Think of M as a transformation, for w to come out in the same direction, each of its components needs to be scaled proportionally (by the same amount). That is, v₁ and v₂ need to have identical eigenvalue, which contradicts with the assumption.

Answer 8

Consider the matrix $A$ with two distinct eigen values $\lambda_1$ and $\lambda_2$. First note that the eigen vectors cannot be same , i.e., If $Ax = \lambda_1x$ and $Ax = \lambda_2x$ for some non-zero vector $x$. Well , then it means $(\lambda_1- \lambda_2)x=\bf{0}$. Since $\lambda_1$ and $\lambda_2$ are scalars , this can only happen iff $x = \bf{0}$ (which is trivial) or when $\lambda_1 =\lambda_2$ .

Thus now we can safely assume that given two eigenvalue , eigenvector pair say $(\lambda_1, {\bf x_1})$ and $(\lambda_2 , {\bf x_2})$ there cannot exist another pair $(\lambda_3 , {\bf x_3})$ such that ${\bf x_3} = k{\bf x_1}$ or ${\bf x_3} = k{\bf x_2}$ for any scalar $k$. Now let ${\bf x_3} = k_1{\bf x_1}+k_2{\bf x_2}$ for some scalars $k_1,k_2$

Now, $$ A{\bf x_3}=\lambda_3{\bf x_3} \\ $$ $$ {\bf x_3} = k_1{\bf x_1} + k_2{\bf x_2} \:\:\: \dots(1)\\ $$ $$ \Rightarrow A{\bf x_3}=\lambda_3k_1{\bf x_1} + \lambda_3k_2{\bf x_2}\\$$ but, $\:\: {\bf x_1}=\frac{1}{\lambda_1}Ax_1$ and ${\bf x_2}=\frac{1}{\lambda_2}Ax_2$. Substituting in above equation we get, $$A{\bf x_3}=\frac{\lambda_3k_1}{\lambda_1}A{\bf x_1} + \frac{\lambda_3k_2}{\lambda_2}A{\bf x_2} \\$$

$$\Rightarrow {\bf x_3}=\frac{\lambda_3k_1}{\lambda_1}{\bf x_1} + \frac{\lambda_3k_2}{\lambda_2}{\bf x_2} \:\:\: \dots (2)$$

From equation $(1)$ and $(2)$ if we compare coefficients we get $\lambda_3 = \lambda_1$ and $\lambda_3 = \lambda_2$ , which implies $\lambda_1 = \lambda_2 = \lambda_3$ but according to our assumption they were all distinct!!! (Contradiction)

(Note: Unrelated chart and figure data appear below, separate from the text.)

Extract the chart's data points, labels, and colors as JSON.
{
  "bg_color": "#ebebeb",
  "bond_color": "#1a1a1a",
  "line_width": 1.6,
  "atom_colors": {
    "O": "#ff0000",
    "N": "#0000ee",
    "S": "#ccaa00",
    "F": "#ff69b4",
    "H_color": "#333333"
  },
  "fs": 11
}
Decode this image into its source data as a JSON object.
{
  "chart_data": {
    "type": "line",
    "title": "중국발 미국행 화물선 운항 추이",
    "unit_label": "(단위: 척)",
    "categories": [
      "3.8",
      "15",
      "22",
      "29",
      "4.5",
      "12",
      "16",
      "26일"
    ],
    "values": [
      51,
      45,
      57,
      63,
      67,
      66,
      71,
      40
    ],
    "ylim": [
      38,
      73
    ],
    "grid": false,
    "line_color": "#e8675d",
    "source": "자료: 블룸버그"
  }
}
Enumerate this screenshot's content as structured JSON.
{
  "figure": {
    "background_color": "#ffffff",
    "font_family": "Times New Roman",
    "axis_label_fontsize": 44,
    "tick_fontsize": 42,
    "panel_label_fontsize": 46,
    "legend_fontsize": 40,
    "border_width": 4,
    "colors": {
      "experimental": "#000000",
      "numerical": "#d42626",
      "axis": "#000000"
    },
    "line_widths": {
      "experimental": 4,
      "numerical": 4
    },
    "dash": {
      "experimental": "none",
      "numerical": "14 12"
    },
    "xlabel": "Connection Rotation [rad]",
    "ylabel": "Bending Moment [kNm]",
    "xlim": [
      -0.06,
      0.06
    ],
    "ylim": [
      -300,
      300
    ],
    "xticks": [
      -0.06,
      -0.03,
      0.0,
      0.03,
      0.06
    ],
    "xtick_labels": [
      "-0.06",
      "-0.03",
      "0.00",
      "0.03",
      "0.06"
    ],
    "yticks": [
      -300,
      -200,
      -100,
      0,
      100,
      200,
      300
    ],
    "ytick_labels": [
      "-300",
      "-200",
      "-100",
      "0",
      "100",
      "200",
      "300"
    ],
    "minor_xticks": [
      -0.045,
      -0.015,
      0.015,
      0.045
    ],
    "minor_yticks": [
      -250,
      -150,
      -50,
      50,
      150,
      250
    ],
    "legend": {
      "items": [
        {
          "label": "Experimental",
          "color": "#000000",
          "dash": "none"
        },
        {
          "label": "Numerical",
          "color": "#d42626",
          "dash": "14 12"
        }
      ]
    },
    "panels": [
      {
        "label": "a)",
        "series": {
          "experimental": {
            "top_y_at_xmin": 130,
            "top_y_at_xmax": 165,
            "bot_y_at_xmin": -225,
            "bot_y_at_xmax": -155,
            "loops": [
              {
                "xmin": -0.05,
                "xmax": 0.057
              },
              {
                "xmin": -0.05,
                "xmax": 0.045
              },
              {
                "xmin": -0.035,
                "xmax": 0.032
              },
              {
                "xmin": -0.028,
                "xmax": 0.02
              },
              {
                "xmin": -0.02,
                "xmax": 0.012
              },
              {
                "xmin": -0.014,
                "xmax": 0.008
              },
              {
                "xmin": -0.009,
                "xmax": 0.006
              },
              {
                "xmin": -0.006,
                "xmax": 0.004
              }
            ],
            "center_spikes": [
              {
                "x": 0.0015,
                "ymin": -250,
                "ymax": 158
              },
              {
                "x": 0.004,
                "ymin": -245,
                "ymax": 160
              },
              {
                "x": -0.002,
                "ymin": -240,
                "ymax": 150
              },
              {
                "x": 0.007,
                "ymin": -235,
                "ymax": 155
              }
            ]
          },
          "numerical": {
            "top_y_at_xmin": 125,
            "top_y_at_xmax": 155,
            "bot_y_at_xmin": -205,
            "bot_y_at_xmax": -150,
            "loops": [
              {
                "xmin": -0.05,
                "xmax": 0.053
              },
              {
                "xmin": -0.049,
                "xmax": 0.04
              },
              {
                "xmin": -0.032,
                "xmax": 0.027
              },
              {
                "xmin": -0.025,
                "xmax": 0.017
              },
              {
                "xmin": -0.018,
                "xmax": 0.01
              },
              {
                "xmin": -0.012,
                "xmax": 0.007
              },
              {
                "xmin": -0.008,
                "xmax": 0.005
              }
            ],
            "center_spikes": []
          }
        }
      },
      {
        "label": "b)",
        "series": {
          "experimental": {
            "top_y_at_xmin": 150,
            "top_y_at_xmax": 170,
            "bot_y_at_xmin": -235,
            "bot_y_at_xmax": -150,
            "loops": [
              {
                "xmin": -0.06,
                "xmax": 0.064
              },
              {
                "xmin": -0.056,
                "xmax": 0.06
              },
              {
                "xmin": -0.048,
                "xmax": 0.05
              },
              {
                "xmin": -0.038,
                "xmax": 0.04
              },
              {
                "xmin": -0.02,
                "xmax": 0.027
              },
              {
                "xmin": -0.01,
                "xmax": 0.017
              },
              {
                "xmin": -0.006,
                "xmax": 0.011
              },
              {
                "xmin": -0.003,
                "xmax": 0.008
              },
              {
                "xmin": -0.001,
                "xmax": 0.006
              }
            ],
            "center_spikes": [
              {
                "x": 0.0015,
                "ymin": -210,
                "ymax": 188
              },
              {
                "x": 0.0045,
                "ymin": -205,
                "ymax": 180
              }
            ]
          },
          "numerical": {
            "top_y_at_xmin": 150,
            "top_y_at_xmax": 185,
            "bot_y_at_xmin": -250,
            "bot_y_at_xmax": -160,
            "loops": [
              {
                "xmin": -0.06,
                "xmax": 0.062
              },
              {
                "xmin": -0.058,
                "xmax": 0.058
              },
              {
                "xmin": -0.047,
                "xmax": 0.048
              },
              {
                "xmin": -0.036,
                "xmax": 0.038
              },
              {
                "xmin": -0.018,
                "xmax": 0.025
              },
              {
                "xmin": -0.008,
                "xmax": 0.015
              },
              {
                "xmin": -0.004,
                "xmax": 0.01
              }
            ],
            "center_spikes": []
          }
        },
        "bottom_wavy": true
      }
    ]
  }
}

NOTE: This argument generalizes in the exact same fashion for any number of eigenvectors. Also, it is clear that if $ {\bf x_3}$ cannot be a linear combination of two vectors then it cannot be a linear combination of any $n >2$ vectors (Try to prove!!!)